Tuesday, 6 September 2011
Labour's task just keeps getting harder and harder
Who'd be in Opposition? That should, of course, have been the question faced by power-weary Labour Ministers and MPs as they threw in the towel back in May 2010. One gained the distinct impression at that point that the party was not serious in trying to cling to power, and was just exhausted.
It's happened before. Labour in 1951, and the Tories in 1964 and 1997, were pretty much ready to leave. There comes a time when - physically, mentally, emotionally - a governing party has nothing left to give.
But Opposition can be worse. With no power and not much influence, any party can be overshadowed.
So it's proving at the moment. Labour is slipping backwards in the polls even as the economy stalls. At a time when alternatives to the coalition should be on the table, Labour is being overshadowed. Events have become the party's enemy, rather than its friend. Ex-Labour MPs are prosecuted for multiple counts of fraud. The ex-PM, Gordon Brown, is lambasted for his volcanic temper and (shall we say) questionable working methods after one of his best friends in politics - Alistair Darling - turns on him.
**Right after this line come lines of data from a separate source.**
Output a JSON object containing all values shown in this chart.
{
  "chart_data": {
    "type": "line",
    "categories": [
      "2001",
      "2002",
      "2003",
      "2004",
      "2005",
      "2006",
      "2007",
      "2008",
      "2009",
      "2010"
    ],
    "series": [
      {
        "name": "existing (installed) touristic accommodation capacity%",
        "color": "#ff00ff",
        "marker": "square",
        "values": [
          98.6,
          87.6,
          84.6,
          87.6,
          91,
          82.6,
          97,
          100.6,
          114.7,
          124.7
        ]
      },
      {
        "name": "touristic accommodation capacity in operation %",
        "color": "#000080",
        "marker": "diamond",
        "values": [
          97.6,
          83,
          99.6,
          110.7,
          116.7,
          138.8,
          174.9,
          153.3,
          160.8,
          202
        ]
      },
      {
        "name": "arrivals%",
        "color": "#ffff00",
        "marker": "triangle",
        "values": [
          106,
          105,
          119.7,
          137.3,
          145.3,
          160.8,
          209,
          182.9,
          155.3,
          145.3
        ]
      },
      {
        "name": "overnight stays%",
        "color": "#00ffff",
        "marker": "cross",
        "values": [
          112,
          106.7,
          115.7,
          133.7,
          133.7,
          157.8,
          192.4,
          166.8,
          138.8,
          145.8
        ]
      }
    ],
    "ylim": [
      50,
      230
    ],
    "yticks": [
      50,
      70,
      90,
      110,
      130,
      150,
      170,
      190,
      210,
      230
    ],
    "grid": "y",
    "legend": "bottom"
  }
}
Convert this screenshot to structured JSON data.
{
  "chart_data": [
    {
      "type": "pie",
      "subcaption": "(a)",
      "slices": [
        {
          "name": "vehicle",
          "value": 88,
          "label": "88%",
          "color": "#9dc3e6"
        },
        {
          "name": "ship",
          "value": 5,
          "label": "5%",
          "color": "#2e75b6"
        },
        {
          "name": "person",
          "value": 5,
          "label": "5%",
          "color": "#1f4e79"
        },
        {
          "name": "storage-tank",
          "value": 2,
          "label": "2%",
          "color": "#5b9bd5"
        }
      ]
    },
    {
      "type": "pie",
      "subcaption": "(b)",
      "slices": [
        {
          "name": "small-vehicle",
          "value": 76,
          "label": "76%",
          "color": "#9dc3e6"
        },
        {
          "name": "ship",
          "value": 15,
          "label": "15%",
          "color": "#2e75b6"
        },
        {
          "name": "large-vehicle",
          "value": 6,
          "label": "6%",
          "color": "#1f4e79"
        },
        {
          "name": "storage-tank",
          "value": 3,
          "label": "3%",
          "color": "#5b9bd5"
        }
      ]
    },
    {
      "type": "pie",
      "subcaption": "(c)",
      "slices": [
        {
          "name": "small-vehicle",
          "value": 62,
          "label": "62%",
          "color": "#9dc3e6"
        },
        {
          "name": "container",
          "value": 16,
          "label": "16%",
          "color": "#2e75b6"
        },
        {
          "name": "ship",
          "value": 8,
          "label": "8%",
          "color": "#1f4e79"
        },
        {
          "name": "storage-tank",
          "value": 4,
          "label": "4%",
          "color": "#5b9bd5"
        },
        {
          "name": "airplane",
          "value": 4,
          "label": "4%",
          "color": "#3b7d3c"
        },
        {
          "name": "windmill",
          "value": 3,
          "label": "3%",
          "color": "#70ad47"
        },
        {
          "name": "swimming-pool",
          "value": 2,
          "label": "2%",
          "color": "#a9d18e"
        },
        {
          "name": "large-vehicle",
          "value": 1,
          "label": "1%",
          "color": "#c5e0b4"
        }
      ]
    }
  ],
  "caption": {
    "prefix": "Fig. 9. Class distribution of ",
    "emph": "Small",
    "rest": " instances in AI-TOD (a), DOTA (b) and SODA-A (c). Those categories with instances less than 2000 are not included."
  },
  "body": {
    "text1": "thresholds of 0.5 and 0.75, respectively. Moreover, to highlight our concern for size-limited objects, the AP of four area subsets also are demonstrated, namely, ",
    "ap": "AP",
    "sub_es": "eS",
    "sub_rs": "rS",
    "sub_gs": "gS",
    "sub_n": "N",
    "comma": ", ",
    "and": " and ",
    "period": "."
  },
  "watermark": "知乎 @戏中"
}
Tony Blair is revealed as a godparent of one of (hardly-flavour-of-the-month) Rupert Murdoch's children.
One day the whole era will be seen in a more sober and historically-detached light. But not today.
And all the time, looming on the horizon, is the prospect of a Scottish independence referendum which would remove 41 Labour MPs from the House of Commons. The Conservatives would gain an overnight overall majority without having to lift a finger.
Wily old Alec Salmond, First Minister of Scotland, is beginning to tack towards what political anoraks know as 'devo-max': a maximalist model of devolution that would leave Scotland within the Union, but with tax-raising powers and social security (and almost everything else) devolved. Only defence and the monarchy would probably remain 'reserved powers' at Westminster - a situation in which Scottish MPs would find it much harder than they do, even now, to justify voting on issues which affected only the rest of the UK.
Salmond is doing this because he knows he can win such a referendum - especially while the Conservatives debate a new name (or just giving up and disbanding) and Labour ponder a new Scottish leader. In a multi-option plebiscite, 'do you want to compromise on more powers?' will be almost irresistible to the Scottish electorate.
Meanwhile, Labour will find it well-nigh impossible to win a majority until it becomes a more English, and a more socially conservative, party - in about eight to twelve years from now.
Government was hard. Opposition is harder.